New York City Mayor Bill De Blasio sent out a desperate tweet on June 30 as a heat wave blanketed the area.
“We need New Yorkers to take IMMEDIATE action: reduce your use of electricity in your home or your business for the rest of the day. We need to avoid energy disruptions during this heat emergency,” the mayor pleaded.
People everywhere can expect messages like this as electricity usage rises and breakdowns in the electrical grid become more common. Extreme weather and widespread adoption of electric vehicles will add even more load in coming years.
One solution is for buildings to create their own energy.
We’re not talking about emergency generators but about stable onsite systems that work 24/7 to provide combined cooling, heat and power — called CCHP in the industry.
An Israeli company, TurboGen, has introduced efficient, relatively small and lightweight, easy-to-maintain microturbines that simultaneously generate electricity, heat and cooling.
The microturbines can replace traditional boilers and air conditioners in multifamily residential buildings, public buildings, hotels, hospitals and offices.
Based on proprietary jet-propulsion technology developed at Rafael Advanced Defense Systems, TurboGen microturbines make CCHP from natural gas. In the future, they could be powered by renewable solar, biogas and hydrogen fuels, says CEO Yaron Gilboa.
Natural gas goes into the microturbine to generate electricity. Extremely hot air produced as a byproduct of this process is collected for heating and cooling, Gilboa explains.
“The hot air goes through a recuperator to a heat exchanger to heat water for bathrooms and kitchens. In the winter it also provides heat for the building,” says Gilboa. “In the summer, we use a dedicated chiller to convert the hot air for air conditioning and refrigeration.”
While a standard generator normally reaches 35 to 40 percent efficiency in terms of the energy it produces, Gilboa says, “the prototype we built at our lab in Petah Tikva will reach 90% efficiency by using the heat from the turbine as a source of energy. We use less natural gas to reach the same level of energy output.”
TurboGen’s microturbines can produce independent electricity and heat for five years before requiring maintenance, says Gilboa.
“The advantages of the system are lowering electricity and heating costs in buildings, providing resistance to power outages, and reducing the amount of greenhouse gas emissions from buildings by replacing the boiler,” he says.
“This technology can also lower real estate and rental prices of apartments and offices.”
Buying the electricity, not the equipment
Gilboa spoke to ISRAEL21c from Manhattan, where TurboGen’s first commercial installation is planned in the second half of next year with a partner, EN Power Group.

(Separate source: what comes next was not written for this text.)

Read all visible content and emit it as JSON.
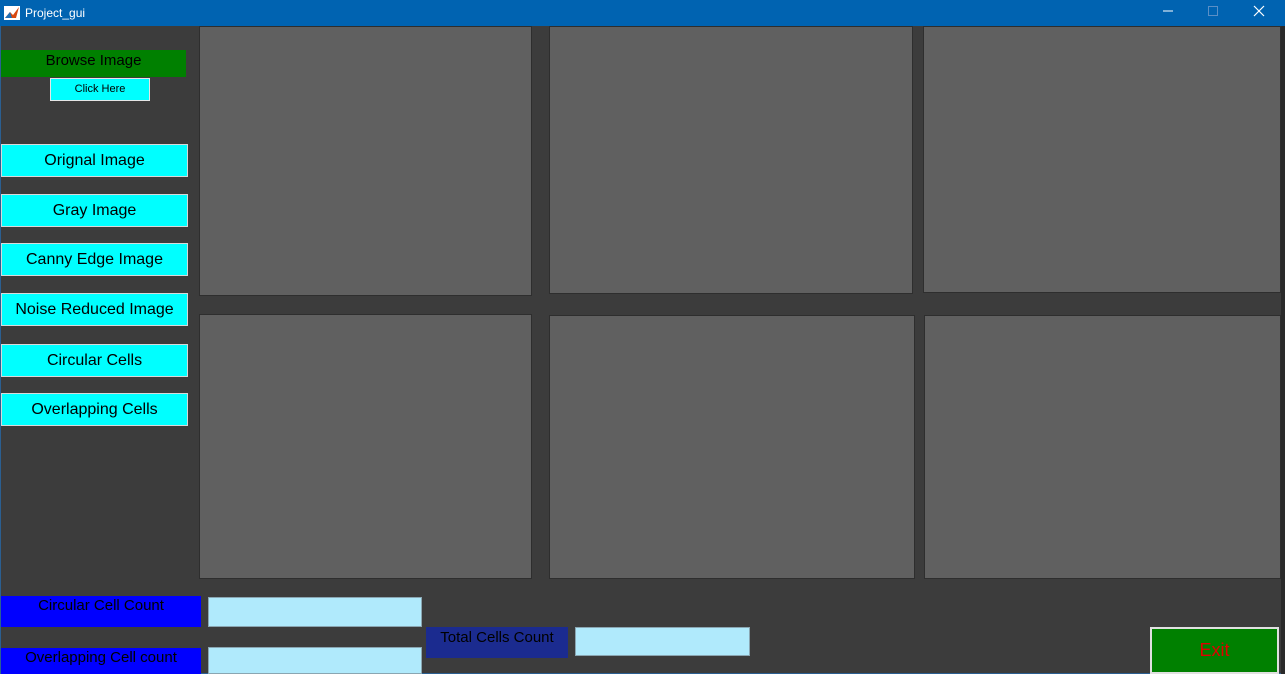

“Especially in Manhattan, there is a high financial incentive to replace existing systems with more efficient systems,” he explains, and natural gas already is piped to every building there.
TurboGen’s business model doesn’t require any upfront capital investment for setup and installation. Those costs are absorbed by TurboGen and its partners, including natural gas providers and energy service companies.
“We don’t sell the system; we sell the energy generated by the microturbines at the customer’s facility. The customer signs a long-term contract that will include a discount on regular energy rates,” says Gilboa.
There are two sizes of microturbines: The TG-40 produces 40KwH, and the TG-250 produces 250KwH. The latter is 2 meters (6.5 feet) long, 1.9 meters (6.2 feet) high, 90 centimeters (2.9 feet) wide. A cluster of microturbines can be set up as needed.
“Our competitors’ systems are mega sized and expensive to install because they require cranes. Ours can go in a freight elevator and are suitable for smaller buildings,” says Gilboa.
Founded in 2014, TurboGen received grants from the Israel Innovation Authority and the BIRD Energy Foundation and is now completing an IPO on the Tel Aviv Stock Exchange.
“We run a very lean operation, with 25 employees — 80% of them in R&D,” says Gilboa, who has 40 years of executive experience and was formerly president and CEO of an American water filtration company.
“Much of the R&D was done at Rafael,” he explains. “We upgraded the product, raising the temperature for greater efficiency.”
Ahead of its commercial launch, TurboGen signed a contract for mass production to be done domestically at Beth-El Industries in Zichron Ya’akov.
Looking to the future, Gilboa relates that the TurboGen microturbines also can charge electric cars onsite. And their patented multi-fuel technology will allow for hybrid operations combining solar and natural gas or hydrogen.
“You will have solar dishes that absorb the sunlight and sends the heat to the turbine to produce electricity during the day. In the evening it uses natural gas or hydrogen,” he says. “When hydrogen gas becomes widely available, our system could run 100% on renewable green resources.”